In Tulkarem im Westjordanland wurde am Nachmittag ein 17-jähriger Araber bei einer Schießerei mit israelischen Soldaten getötet. Ein 18-jähriger Palästinenser starb in der Stadt Chan Junis im Gazastreifen. Bei einem Schusswechsel nahe der Stadt Kalkilia wurde nach palästinensischen Angaben mindestens ein Palästinenser getötet.
In der Nähe von Hebron wurde nach Angaben des israelischen Rundfunks ein israelischer Soldat schwer verletzt. Ein israelischer Zivilist sei auf einer Straße südlich von Bethlehem angeschossen worden. Nahe der Siedlung Ofra nördlich von Ramallah wurde ein Palästinenser schwer verletzt, als israelische Siedler sein Auto mit Steinen angriffen.
Bombenexplosion im Gazastreifen
In der Gegend von Katif schossen nach israelischen Berichten Palästinenser auf eine israelische Militärpatrouille. Die Israelis hätten mit Panzerabwehrraketen geantwortet. Über mögliche Opfer wurde zunächst nichts bekannt. Bei einer Bombenexplosion im Gazastreifen sei ein Israeli leicht verletzt worden.

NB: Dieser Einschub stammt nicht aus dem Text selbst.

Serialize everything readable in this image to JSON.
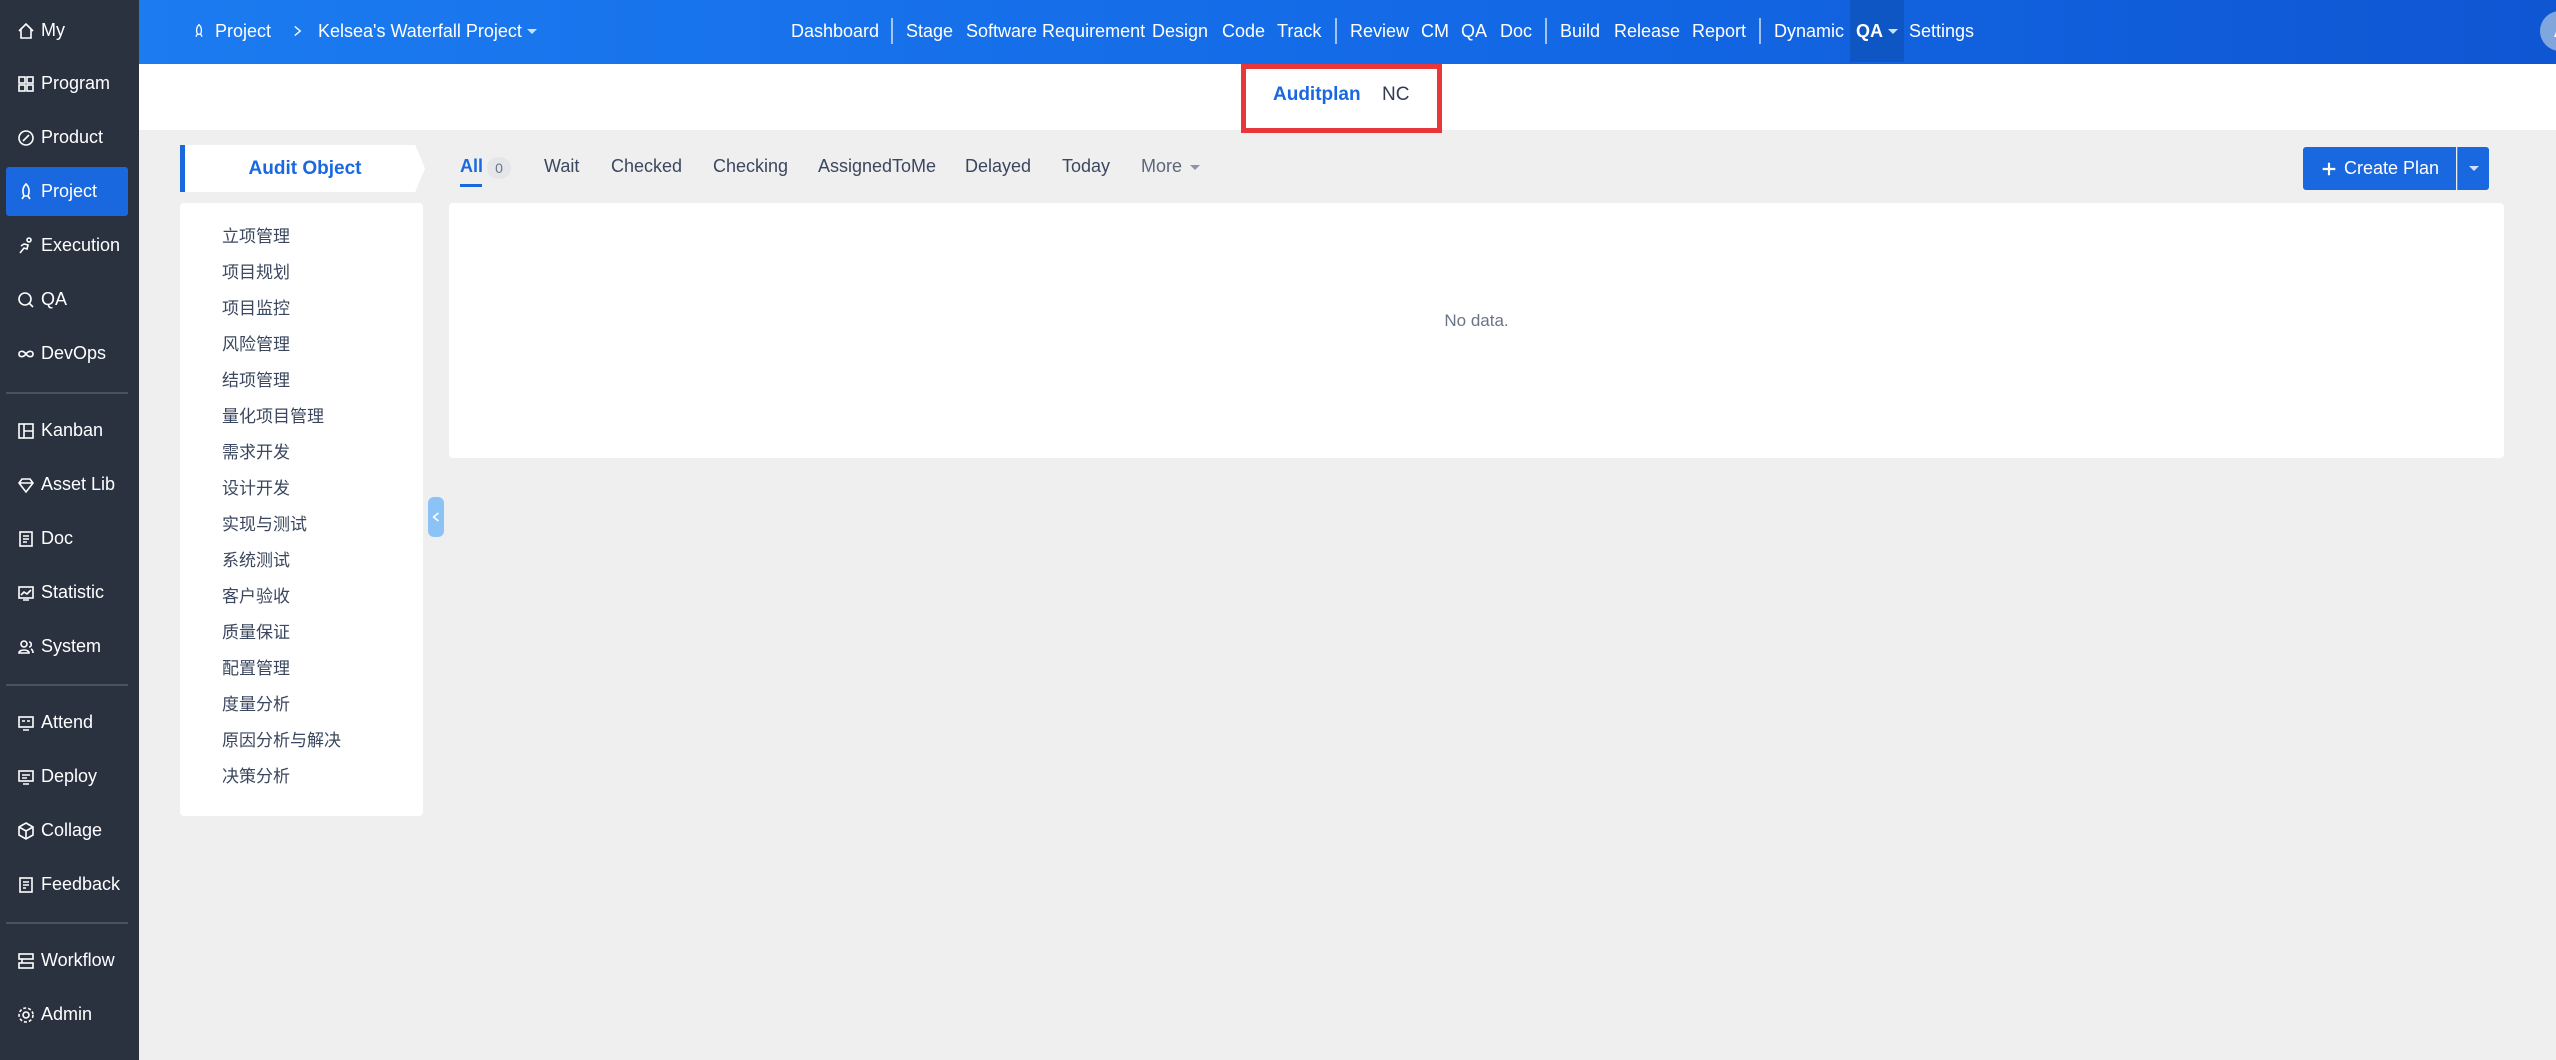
{
  "sidebar": {
    "items": [
      {
        "label": "My",
        "icon": "home-icon"
      },
      {
        "label": "Program",
        "icon": "grid-icon"
      },
      {
        "label": "Product",
        "icon": "product-icon"
      },
      {
        "label": "Project",
        "icon": "rocket-icon",
        "active": true
      },
      {
        "label": "Execution",
        "icon": "run-icon"
      },
      {
        "label": "QA",
        "icon": "qa-search-icon"
      },
      {
        "label": "DevOps",
        "icon": "infinity-icon"
      },
      {
        "label": "Kanban",
        "icon": "kanban-icon"
      },
      {
        "label": "Asset Lib",
        "icon": "diamond-icon"
      },
      {
        "label": "Doc",
        "icon": "doc-icon"
      },
      {
        "label": "Statistic",
        "icon": "statistic-icon"
      },
      {
        "label": "System",
        "icon": "users-icon"
      },
      {
        "label": "Attend",
        "icon": "attend-icon"
      },
      {
        "label": "Deploy",
        "icon": "deploy-icon"
      },
      {
        "label": "Collage",
        "icon": "cube-icon"
      },
      {
        "label": "Feedback",
        "icon": "feedback-icon"
      },
      {
        "label": "Workflow",
        "icon": "workflow-icon"
      },
      {
        "label": "Admin",
        "icon": "gear-icon"
      }
    ]
  },
  "topbar": {
    "project_label": "Project",
    "project_name": "Kelsea's Waterfall Project",
    "nav": [
      "Dashboard",
      "Stage",
      "Software Requirement",
      "Design",
      "Code",
      "Track",
      "Review",
      "CM",
      "QA",
      "Doc",
      "Build",
      "Release",
      "Report",
      "Dynamic",
      "QA",
      "Settings"
    ],
    "avatar_letter": "A"
  },
  "subnav": {
    "tabs": [
      "Auditplan",
      "NC"
    ],
    "active": "Auditplan",
    "highlight_color": "#e8373a"
  },
  "audit_panel": {
    "title": "Audit Object",
    "items": [
      "立项管理",
      "项目规划",
      "项目监控",
      "风险管理",
      "结项管理",
      "量化项目管理",
      "需求开发",
      "设计开发",
      "实现与测试",
      "系统测试",
      "客户验收",
      "质量保证",
      "配置管理",
      "度量分析",
      "原因分析与解决",
      "决策分析"
    ]
  },
  "filters": {
    "tabs": [
      "All",
      "Wait",
      "Checked",
      "Checking",
      "AssignedToMe",
      "Delayed",
      "Today",
      "More"
    ],
    "all_count": "0"
  },
  "actions": {
    "create_plan": "Create Plan"
  },
  "table": {
    "empty_text": "No data."
  },
  "colors": {
    "primary": "#1a68e0",
    "sidebar_bg": "#2a3240",
    "page_bg": "#efefef"
  }
}
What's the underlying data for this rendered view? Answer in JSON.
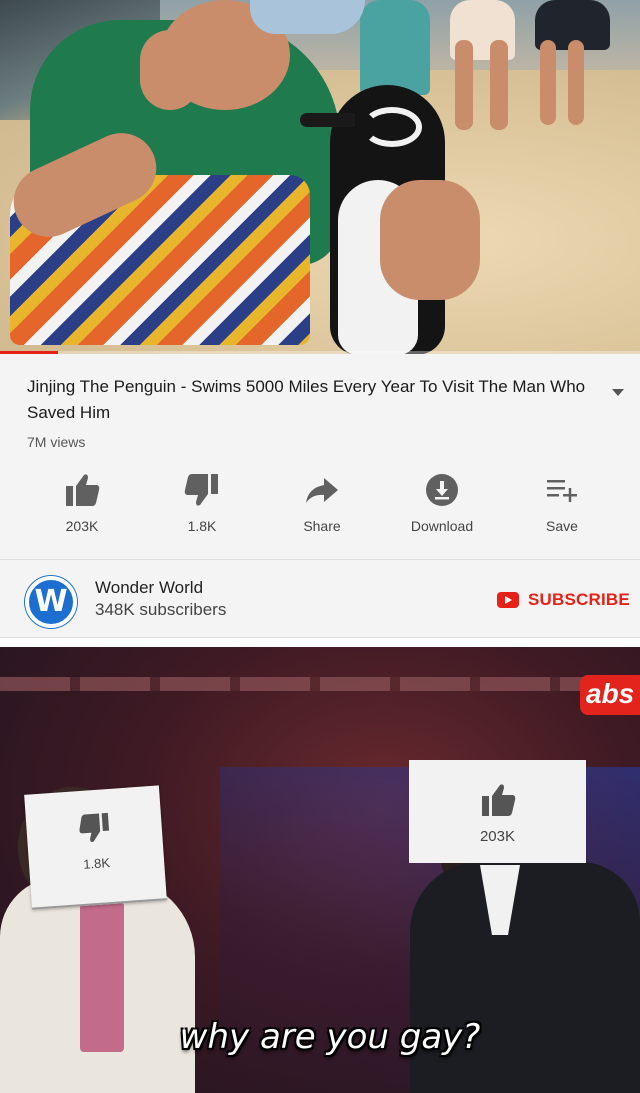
{
  "video": {
    "title": "Jinjing The Penguin - Swims 5000 Miles Every Year To Visit The Man Who Saved Him",
    "views": "7M views",
    "progress_fraction": 0.09
  },
  "actions": [
    {
      "label": "203K",
      "icon": "thumbs-up-icon"
    },
    {
      "label": "1.8K",
      "icon": "thumbs-down-icon"
    },
    {
      "label": "Share",
      "icon": "share-arrow-icon"
    },
    {
      "label": "Download",
      "icon": "download-icon"
    },
    {
      "label": "Save",
      "icon": "playlist-add-icon"
    }
  ],
  "channel": {
    "name": "Wonder World",
    "subscribers": "348K subscribers",
    "avatar_letter": "W",
    "subscribe_label": "SUBSCRIBE"
  },
  "meme": {
    "network_logo": "abs",
    "dislike_card": {
      "count": "1.8K"
    },
    "like_card": {
      "count": "203K"
    },
    "caption": "why are you gay?"
  },
  "colors": {
    "accent_red": "#e62117",
    "panel_bg": "#f4f4f4",
    "text_dark": "#1b1b1b",
    "avatar_blue": "#1c6fd0"
  }
}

Angesichts der neuen Zwischenfälle kam Israels Ministerpräsident Ehud Barak am Abend mit den Chefs der Sicherheitsbehörden zu einer Beratung zusammen. Israels größte Sorge gilt der Verhinderung möglicher Terroranschläge auf Zivilisten.
Scharon lehnt Baraks Angebot ab
Ariel Scharon, Chef der oppositionellen Likud-Partei, lehnte Baraks Angebot zur Bildung einer Regierung der nationalen Einheit ab. Eine Sprecherin Scharons sagte, der Vorschlag laufe einem Beschluss mehrerer Oppositionsparteien zuwider. Zudem stelle Baraks Bemühung, den Friedensprozess auf der Basis des Camp-David-Gipfels fortzusetzen, eine "extreme Gefahr für Israel" dar.
Von den drei nach Libanon verschleppten israelischen Soldaten gibt es noch immer kein Lebenszeichen. Der EU-Beauftragte für eine gemeinsame Außen- und Sicherheitspolitik, Javier Solana, sagte nach einem Gespräch mit dem libanesischen Präsidenten Emile Lahoud, er habe seine Sorge über das Schicksal der Soldaten deutlich gemacht. Die Israelis waren am Samstag von der schiitischen Hisbollah-Miliz im libanesisch-israelischen Grenzgebiet entführt worden.